Published July 24, 2009, 08:16 AM

Kids use birthday bash for food drive

Ella Brill loves sparkly costumes, princesses and ponies. Her brother Jake likes Legos, Nerf guns and Spider Man.

By: Maria Lockwood, Superior Telegram

Ella Brill loves sparkly costumes, princesses and ponies. Her brother Jake likes Legos, Nerf guns and Spider Man. The two share a combined birthday bash every July. This year, however, they will use it to fight hunger.

When friends gather in Maple Saturday for the Brills’ “Spooktacular Boo-Day” party – Ella just turned 6, Jake will be 8 – they won’t bring gifts in bright wrapping paper. Instead, they’ll provide cans of vegetables, boxes of pasta and bags of rice for the Rural Care & Share Food Shelf.

“My present would be the gift of giving,” Jake said.

The food shelf donation was suggested by their mother, Becky Brill.

“We all need to, at some point, help each other out,” she said.

The youngsters have embraced the concept.

“I was awesome with no gifts,” Jake said, pointing out that they will still get Christmas presents.

Last year’s combined baseball and princess birthday party at the Maple Park was the tipping point for Brill. Jake and Ella had so many presents they couldn’t keep track of who to send thank you notes to.

“I felt it was hard for the kids to appreciate it,” Brill said. So this year, they’re feeding the hungry instead. On every invitation, they asked for no gifts, just food items.

“Both kids were thrilled with it,” she said.

When she first looked for an organization to donate to, all Brill could find were Superior food shelves. A little Internet digging turned up the Rural Care & Share Food Shelf, which serves clients in the Maple School District. A visit to the site at Peace Lutheran Church in Poplar was an eye-opener for the entire family.

A room was piled high with pallets of food. The stacks were “taller than my mom,” Ella said.

“What happens to all that every month?” Brill asked her children.

“It disappears,” Ella said.

This month alone, the Rural Care & Share Food Shelf served 77 families at the Poplar church and another 45 families picked up food at a satellite site at St. Michael Church in Iron River, according to volunteer Bette Hanson.

The need has been growing, she said.

The children were surprised by the food they saw. There were no chips or candy, just essentials like canned tuna, dry cereal and navy beans.

“There was a lot of peanut butter,” Jake said.

The food shelf even provides an extra birthday bag with a cake mix, candles and balloons to families with a birthday to celebrate that month, he said.

Greg Gullicksrud, pastor of Peace Lutheran, showed the family around the site.

“I think this is a much larger story,” he said of the children’s generosity. “We’re seeing a value shift in our society.”
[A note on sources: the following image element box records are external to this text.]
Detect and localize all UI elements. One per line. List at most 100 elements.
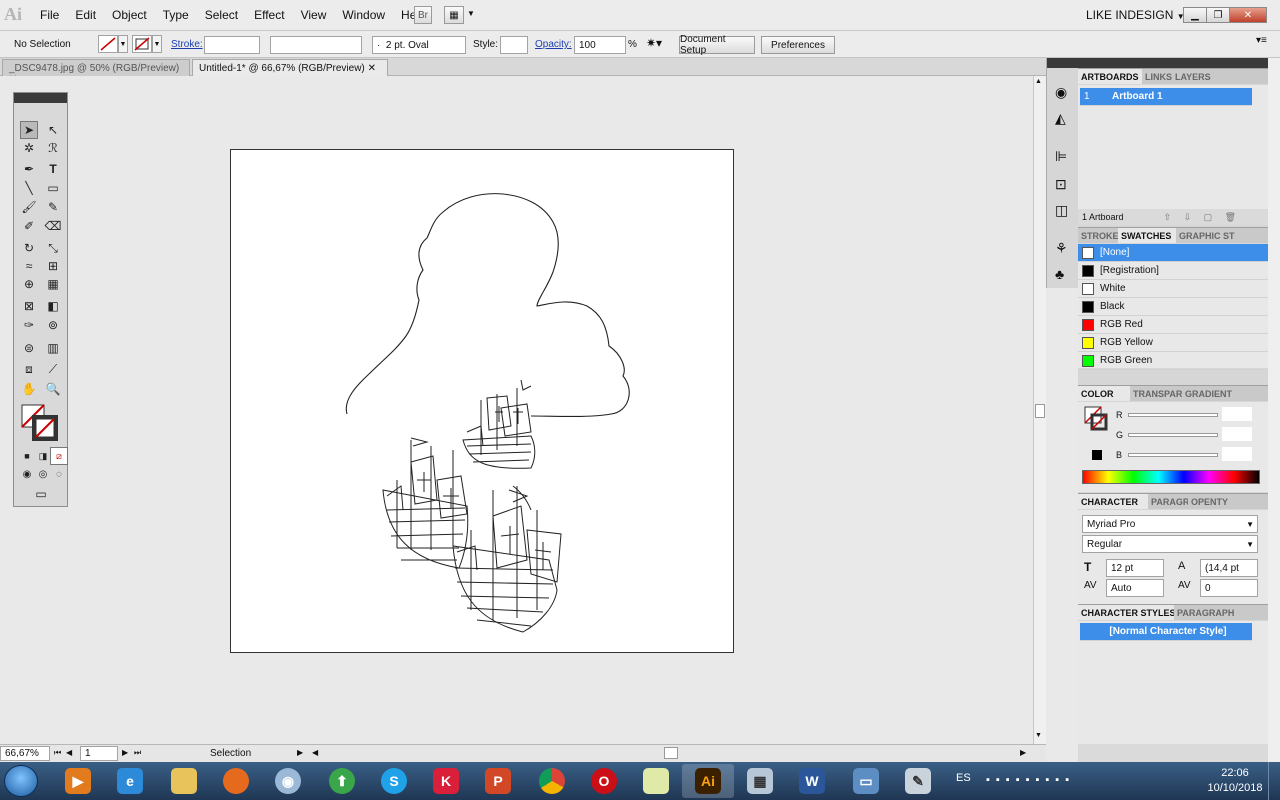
free-transform-icon[interactable]: ⊞ [44,257,62,275]
artboard[interactable] [230,149,734,653]
taskbar-internet-explorer[interactable]: e [104,764,156,798]
zoom-field[interactable]: 66,67% [0,746,50,761]
r-slider[interactable] [1128,413,1218,417]
scroll-thumb[interactable] [1035,404,1045,418]
scroll-down-icon[interactable]: ▼ [1035,732,1042,739]
kerning-field[interactable]: Auto [1106,579,1164,597]
tab-paragraph[interactable]: PARAGR [1148,494,1188,509]
clock-date[interactable]: 10/10/2018 [1204,782,1266,794]
panels-header[interactable] [1078,58,1268,68]
tab-character[interactable]: CHARACTER [1078,494,1148,509]
taskbar-opera[interactable]: O [578,764,630,798]
b-slider[interactable] [1128,453,1218,457]
bridge-button[interactable]: Br [414,6,432,24]
tab-character-styles[interactable]: CHARACTER STYLES [1078,605,1174,620]
prev-page-icon[interactable]: ◀ [66,748,72,757]
line-tool-icon[interactable]: ╲ [20,179,38,197]
fill-stroke-indicator[interactable] [1084,406,1108,432]
next-page-icon[interactable]: ▶ [122,748,128,757]
rotate-tool-icon[interactable]: ↻ [20,239,38,257]
chevron-down-icon[interactable]: ▼ [152,35,162,53]
fill-stroke-widget[interactable] [20,403,60,443]
taskbar-calculator[interactable]: ▦ [734,764,786,798]
style-normal-character[interactable]: [Normal Character Style] [1080,623,1252,641]
taskbar-skype[interactable]: S [368,764,420,798]
rectangle-tool-icon[interactable]: ▭ [44,179,62,197]
taskbar-firefox[interactable] [210,764,262,798]
tab-stroke[interactable]: STROKE [1078,228,1118,243]
taskbar-webcam[interactable]: ◉ [262,764,314,798]
brushes-icon[interactable]: ⚘ [1055,240,1068,257]
tab-swatches[interactable]: SWATCHES [1118,228,1176,243]
panel-scrollbar[interactable] [1268,58,1280,762]
recolor-icon[interactable]: ✷▾ [646,36,662,50]
perspective-grid-icon[interactable]: ▦ [44,275,62,293]
last-color-chip[interactable] [1092,450,1102,460]
font-size-field[interactable]: 12 pt [1106,559,1164,577]
tab-dsc9478[interactable]: _DSC9478.jpg @ 50% (RGB/Preview) ✕ [2,59,190,85]
taskbar-paint[interactable]: ✎ [892,764,944,798]
align-icon[interactable]: ⊫ [1055,148,1067,165]
taskbar-file-explorer[interactable] [158,764,210,798]
lasso-icon[interactable]: ℛ [44,139,62,157]
tools-panel-header[interactable] [14,93,67,103]
menu-window[interactable]: Window [334,8,393,22]
restore-button[interactable]: ❐ [1206,7,1230,23]
b-field[interactable] [1222,447,1252,461]
taskbar-android-emulator[interactable]: ⬆ [316,764,368,798]
taskbar-powerpoint[interactable]: P [472,764,524,798]
font-style-select[interactable]: Regular ▼ [1082,535,1258,553]
symbols-icon[interactable]: ♣ [1055,266,1064,282]
clock-time[interactable]: 22:06 [1212,767,1258,779]
start-button[interactable] [4,765,38,797]
screen-mode-icon[interactable]: ▭ [30,485,52,503]
show-desktop-button[interactable] [1268,762,1280,800]
g-field[interactable] [1222,427,1252,441]
taskbar-illustrator[interactable]: Ai [682,764,734,798]
status-menu-icon[interactable]: ▶ [297,748,303,757]
g-slider[interactable] [1128,433,1218,437]
hscroll-thumb[interactable] [664,747,678,759]
menu-effect[interactable]: Effect [246,8,292,22]
close-button[interactable]: ✕ [1229,7,1267,23]
menu-edit[interactable]: Edit [67,8,104,22]
mesh-tool-icon[interactable]: ⊠ [20,297,38,315]
eraser-icon[interactable]: ⌫ [44,217,62,235]
menu-select[interactable]: Select [197,8,246,22]
pathfinder-icon[interactable]: ◫ [1055,202,1068,219]
minimize-button[interactable]: ▁ [1183,7,1207,23]
taskbar-photo-gallery[interactable]: ▭ [840,764,892,798]
symbol-sprayer-icon[interactable]: ⊜ [20,339,38,357]
eyedropper-icon[interactable]: ✑ [20,316,38,334]
chevron-down-icon[interactable]: ▼ [118,35,128,53]
close-icon[interactable]: ✕ [368,63,376,74]
pen-tool-icon[interactable]: ✒ [20,160,38,178]
tracking-field[interactable]: 0 [1200,579,1258,597]
opacity-link[interactable]: Opacity: [535,39,572,50]
tab-layers[interactable]: LAYERS [1172,69,1212,84]
slice-tool-icon[interactable]: ⟋ [44,360,62,378]
blob-brush-icon[interactable]: ✐ [20,217,38,235]
direct-selection-tool-icon[interactable]: ↖ [44,121,62,139]
workspace-switcher[interactable]: LIKE INDESIGN ▼ [1086,8,1185,22]
taskbar-photos[interactable] [630,764,682,798]
artboard-actions-icon[interactable]: ⇧ ⇩ ▢ 🗑 [1164,212,1237,222]
gradient-tool-icon[interactable]: ◧ [44,297,62,315]
swatch-rgb-red[interactable]: RGB Red [1078,316,1268,334]
taskbar-chrome[interactable] [526,764,578,798]
stroke-link[interactable]: Stroke: [171,39,203,50]
first-page-icon[interactable]: ⏮ [54,748,61,758]
warp-tool-icon[interactable]: ≈ [20,257,38,275]
chevron-down-icon[interactable]: ▼ [467,9,475,18]
graphic-styles-icon[interactable]: ◭ [1055,110,1066,127]
scroll-up-icon[interactable]: ▲ [1035,78,1042,85]
tab-gradient[interactable]: GRADIENT [1182,386,1232,401]
style-field[interactable] [500,36,528,54]
font-family-select[interactable]: Myriad Pro ▼ [1082,515,1258,533]
menu-type[interactable]: Type [155,8,197,22]
swatch-registration[interactable]: [Registration] [1078,262,1268,280]
stroke-swatch[interactable] [132,35,152,53]
paintbrush-icon[interactable]: 🖌 [20,198,38,216]
tab-opentype[interactable]: OPENTY [1188,494,1228,509]
menu-object[interactable]: Object [104,8,155,22]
And Jake and Ella Brill are on the leading edge.

“What’s going to give the most satisfaction to Becky’s kids?” Gullicksrud asked. “A plastic toy like other plastic toys that will pile up in the garage or knowing they helped people who were hungry?”

The food shelf has a steady supply of donations from its 13 member churches and community support, including about two tons of food that was donated during the May postal carrier food drive.

“Even if the food shelf has enough money, it’s more important they teach children to share,” Gullicksrud said. “That’s the important lesson here.”

After months of decorating to turn the garage into a haunted maze, the children are excited to don Halloween costumes, turn on the fog machine and enjoy time with their friends. They are hoping for bad weather – rain, hail or maybe tarantulas falling from the sky.

“The creepier the better,” Jake said.

Along with the precipitation, they expect a deluge of food.

Jake said he was hoping to rake in 15 pounds of food. His mother smiled, saying they are actually hoping for 15 bags.

Because the food shelf serves more than 100 families, Jake and Ella sent out 100 invitations to classmates, teammates and family members. Even if some choose not to attend, Brill hopes they remember the food shelf.

“It’s important for them to realize the need in the area,” she said. “I had no idea so many families used the food shelf.”

Jake agreed.

“Donate as much time as you can and help people,” he said.

The food shelf distributes food from 9-11 a.m. the third Saturday of each month at Peace Lutheran Church in Poplar, 9523 E. Highway 2, or St. Michael Church in Iron River, 68105 S. George St. Anyone in the school district is welcome to stop by the sites during that time to find out if they qualify.

“I think we could be helping more people than we are,” Hanson said. “The (income) limits are pretty high.”